Altro problema della difficile quotidianità è il diritto alla salute: “C’è un solo medico di base per 1300 detenuti, possiamo chiedere la visita ogni 15-30 giorni e mancano i medici specialisti. Per una visita cardiologica, oculistica, ortopedica, esami di laboratorio bisogna attendere anni“. Cosa che mette a rischio, causa diagnosi tardive, rispetto a patologie gravi come “tumori, malattie genetiche, cardiovascolari e metaboliche”.

I detenuti citano Nelson Mandela e Sergio Mattarella, e si rifanno alle parole con cui lo storico statista sudafricano e il presidente della Repubblica avevano ricordato che per misurare la civiltà di un Paese bisogna partire dalle carceri (Mandela) e che la sicurezza dei cittadini dipende anche dal reinserimento e dalla rieducazione del condannato (Mattarella).
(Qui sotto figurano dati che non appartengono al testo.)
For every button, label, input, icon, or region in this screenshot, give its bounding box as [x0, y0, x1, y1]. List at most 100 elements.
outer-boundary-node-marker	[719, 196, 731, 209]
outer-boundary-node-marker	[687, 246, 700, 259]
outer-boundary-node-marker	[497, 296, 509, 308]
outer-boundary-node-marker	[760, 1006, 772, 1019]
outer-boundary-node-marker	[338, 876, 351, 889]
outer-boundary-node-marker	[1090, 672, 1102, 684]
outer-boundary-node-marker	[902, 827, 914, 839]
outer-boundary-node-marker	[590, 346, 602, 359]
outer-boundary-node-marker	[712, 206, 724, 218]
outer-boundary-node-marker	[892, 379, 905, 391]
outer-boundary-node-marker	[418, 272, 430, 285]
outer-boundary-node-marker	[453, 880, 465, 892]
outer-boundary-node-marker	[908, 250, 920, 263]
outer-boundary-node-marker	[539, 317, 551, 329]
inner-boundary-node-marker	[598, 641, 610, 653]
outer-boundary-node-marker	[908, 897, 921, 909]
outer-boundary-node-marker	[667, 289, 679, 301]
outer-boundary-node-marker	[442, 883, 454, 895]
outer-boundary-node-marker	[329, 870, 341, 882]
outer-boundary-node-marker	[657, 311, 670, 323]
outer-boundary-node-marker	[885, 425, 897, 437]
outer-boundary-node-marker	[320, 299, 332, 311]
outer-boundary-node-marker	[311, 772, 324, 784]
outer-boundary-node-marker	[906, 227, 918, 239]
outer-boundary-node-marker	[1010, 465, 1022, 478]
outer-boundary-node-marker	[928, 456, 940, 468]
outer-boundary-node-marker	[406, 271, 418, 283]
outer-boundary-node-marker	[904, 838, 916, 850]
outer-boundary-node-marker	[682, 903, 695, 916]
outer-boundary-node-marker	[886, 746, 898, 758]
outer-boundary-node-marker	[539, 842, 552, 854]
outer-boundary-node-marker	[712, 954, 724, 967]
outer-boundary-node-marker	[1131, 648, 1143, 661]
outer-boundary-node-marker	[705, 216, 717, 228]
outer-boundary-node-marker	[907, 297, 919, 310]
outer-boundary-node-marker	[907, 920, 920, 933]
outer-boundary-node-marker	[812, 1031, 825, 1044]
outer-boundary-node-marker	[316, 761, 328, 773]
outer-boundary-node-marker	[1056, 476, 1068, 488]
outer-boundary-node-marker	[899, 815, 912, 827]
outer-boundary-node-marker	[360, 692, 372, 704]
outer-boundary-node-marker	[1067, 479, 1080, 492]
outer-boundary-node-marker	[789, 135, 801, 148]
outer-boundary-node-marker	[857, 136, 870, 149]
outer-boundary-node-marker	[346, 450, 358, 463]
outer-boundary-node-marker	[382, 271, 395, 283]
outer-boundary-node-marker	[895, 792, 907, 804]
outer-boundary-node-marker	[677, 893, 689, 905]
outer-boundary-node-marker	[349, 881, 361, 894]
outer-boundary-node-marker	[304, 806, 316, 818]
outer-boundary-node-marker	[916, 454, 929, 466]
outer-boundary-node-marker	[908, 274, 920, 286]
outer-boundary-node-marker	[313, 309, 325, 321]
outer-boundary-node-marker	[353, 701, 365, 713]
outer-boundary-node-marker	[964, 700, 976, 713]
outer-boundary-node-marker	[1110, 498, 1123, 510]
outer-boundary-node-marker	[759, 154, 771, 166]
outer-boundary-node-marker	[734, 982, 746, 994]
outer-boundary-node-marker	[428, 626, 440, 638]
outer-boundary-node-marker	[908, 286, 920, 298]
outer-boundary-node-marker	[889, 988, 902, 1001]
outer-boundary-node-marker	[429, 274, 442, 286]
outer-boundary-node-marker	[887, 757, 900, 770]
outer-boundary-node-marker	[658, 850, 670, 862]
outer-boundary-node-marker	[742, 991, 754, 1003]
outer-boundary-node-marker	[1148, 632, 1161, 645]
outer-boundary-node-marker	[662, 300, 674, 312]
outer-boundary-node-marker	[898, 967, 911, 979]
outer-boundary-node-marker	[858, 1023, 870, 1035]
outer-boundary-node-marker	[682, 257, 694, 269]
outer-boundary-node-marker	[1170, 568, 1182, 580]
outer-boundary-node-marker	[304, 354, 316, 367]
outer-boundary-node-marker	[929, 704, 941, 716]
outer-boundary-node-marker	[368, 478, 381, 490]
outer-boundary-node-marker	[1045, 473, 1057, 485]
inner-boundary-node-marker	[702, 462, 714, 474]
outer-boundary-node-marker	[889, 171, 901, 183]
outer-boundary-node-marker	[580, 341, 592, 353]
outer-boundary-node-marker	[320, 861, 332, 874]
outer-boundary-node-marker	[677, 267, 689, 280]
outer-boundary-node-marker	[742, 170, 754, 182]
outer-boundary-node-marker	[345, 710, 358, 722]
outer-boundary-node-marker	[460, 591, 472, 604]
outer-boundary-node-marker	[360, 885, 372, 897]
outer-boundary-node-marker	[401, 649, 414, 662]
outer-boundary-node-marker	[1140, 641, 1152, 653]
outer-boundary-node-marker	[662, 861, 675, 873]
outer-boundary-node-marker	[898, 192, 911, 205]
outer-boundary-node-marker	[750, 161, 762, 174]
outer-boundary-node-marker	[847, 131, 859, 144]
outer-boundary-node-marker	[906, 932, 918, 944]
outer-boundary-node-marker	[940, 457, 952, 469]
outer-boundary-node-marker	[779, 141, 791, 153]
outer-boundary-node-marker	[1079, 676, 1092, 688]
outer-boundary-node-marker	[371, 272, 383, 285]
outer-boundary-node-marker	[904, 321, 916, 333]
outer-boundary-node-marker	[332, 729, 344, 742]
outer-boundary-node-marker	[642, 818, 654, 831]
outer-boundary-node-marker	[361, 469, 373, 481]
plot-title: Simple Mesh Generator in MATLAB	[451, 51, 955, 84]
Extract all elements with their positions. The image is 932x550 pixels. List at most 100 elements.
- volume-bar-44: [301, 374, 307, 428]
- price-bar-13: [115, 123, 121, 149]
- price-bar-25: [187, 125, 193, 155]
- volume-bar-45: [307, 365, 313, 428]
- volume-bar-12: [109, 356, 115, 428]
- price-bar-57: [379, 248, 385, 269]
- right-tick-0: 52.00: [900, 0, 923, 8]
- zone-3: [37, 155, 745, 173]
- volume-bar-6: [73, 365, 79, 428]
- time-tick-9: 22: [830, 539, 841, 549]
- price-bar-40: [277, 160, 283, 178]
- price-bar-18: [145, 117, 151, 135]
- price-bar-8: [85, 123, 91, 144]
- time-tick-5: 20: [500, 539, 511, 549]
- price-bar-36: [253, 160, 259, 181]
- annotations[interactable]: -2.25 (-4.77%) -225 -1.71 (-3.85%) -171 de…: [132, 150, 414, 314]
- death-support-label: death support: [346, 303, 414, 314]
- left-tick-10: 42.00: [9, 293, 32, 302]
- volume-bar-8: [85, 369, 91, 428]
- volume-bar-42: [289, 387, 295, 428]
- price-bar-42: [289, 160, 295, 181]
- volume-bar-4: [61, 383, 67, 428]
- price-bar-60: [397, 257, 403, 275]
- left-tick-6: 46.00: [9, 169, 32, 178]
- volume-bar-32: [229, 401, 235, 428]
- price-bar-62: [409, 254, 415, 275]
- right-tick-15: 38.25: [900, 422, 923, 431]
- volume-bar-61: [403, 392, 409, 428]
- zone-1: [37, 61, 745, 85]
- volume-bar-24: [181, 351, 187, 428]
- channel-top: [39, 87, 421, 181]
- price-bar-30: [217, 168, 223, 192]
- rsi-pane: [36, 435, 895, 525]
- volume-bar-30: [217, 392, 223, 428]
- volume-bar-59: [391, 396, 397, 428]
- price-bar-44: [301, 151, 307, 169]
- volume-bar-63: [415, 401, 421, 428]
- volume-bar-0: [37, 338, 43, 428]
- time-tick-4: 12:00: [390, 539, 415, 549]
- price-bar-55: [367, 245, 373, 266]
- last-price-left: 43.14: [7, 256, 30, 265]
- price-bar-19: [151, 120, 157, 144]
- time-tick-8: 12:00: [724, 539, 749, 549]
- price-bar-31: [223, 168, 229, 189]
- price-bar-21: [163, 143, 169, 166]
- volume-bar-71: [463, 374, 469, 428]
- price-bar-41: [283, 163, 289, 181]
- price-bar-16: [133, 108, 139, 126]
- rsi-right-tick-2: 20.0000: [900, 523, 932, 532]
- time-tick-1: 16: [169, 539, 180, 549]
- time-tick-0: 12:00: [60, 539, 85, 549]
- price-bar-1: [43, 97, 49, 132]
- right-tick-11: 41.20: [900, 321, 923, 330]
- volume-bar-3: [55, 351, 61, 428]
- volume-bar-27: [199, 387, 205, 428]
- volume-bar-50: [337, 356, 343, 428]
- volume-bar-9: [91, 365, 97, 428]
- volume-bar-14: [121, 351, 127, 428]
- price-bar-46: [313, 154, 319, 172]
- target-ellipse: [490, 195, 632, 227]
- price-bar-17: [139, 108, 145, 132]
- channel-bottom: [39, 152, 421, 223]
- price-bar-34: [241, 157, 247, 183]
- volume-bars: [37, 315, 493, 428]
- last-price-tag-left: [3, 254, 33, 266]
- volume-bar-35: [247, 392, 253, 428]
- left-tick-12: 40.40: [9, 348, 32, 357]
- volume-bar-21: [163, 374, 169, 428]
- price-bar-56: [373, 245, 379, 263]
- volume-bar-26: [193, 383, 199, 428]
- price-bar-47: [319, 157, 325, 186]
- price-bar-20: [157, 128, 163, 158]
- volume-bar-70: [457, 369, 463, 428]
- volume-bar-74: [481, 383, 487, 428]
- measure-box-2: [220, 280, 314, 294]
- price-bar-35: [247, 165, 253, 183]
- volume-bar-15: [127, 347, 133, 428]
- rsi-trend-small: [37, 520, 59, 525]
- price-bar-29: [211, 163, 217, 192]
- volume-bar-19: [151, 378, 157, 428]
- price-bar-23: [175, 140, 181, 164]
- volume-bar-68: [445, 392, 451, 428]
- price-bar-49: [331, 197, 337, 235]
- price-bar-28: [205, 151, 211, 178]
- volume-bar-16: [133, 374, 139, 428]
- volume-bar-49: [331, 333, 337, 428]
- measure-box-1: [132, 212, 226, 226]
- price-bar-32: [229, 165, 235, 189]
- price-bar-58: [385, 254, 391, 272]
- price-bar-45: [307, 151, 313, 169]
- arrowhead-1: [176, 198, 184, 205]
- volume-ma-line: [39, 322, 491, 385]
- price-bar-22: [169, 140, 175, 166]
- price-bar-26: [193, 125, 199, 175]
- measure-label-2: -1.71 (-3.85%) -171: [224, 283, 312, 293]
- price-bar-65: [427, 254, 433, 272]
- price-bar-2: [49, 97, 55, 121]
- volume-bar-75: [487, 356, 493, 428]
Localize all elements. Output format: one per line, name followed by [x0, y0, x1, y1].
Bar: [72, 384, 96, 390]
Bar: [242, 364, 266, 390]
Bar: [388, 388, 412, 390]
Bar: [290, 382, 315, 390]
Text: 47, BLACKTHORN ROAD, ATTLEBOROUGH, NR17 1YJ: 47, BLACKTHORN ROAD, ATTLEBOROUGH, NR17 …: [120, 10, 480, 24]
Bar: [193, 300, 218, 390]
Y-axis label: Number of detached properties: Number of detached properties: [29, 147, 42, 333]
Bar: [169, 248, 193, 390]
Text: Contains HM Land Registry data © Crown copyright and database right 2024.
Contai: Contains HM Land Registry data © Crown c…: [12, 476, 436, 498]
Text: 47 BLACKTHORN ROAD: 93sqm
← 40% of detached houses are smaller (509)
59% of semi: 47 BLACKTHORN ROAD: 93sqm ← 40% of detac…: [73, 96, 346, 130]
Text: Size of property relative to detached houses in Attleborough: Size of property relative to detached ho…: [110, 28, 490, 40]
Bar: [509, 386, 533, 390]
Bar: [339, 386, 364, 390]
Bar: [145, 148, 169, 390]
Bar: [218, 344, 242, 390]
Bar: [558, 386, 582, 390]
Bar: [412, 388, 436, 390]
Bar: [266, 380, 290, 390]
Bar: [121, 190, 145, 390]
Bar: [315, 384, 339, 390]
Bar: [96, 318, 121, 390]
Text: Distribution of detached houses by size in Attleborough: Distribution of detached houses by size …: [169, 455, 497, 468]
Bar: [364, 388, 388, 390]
Come raggiungere questi obiettivi, si chiedono i firmatari della lettera, se “ci viene negato pure il diritto di mantenere l’igiene personale”, visto che “le celle sono sprovviste di acqua calda e docce” e ci si può lavare solo “in locali affollati e dove non c’è un minimo di riservatezza?”. “In queste condizioni – conclude la lettera – il principio riabilitativo della pena è solo pura utopia. Qui siamo al Pagliarelli, ci viene detto, come se questo penitenziario non fosse sul suolo italiano”. Per tutti questi motivi, i 310 firmatari, chiedono un’ispezione che potrebbe servire a capire se al Pagliarelli ci sia una “lesione dei diritti umani. Aiutateci a essere trattati come persone umane”. Con una grafia diversa, alla fine, qualcuno ha aggiunto che nei bagni manca il ricambio d’aria, le ventole per l’aspirazione sono rotte, e “i cattivi odori rimangono”.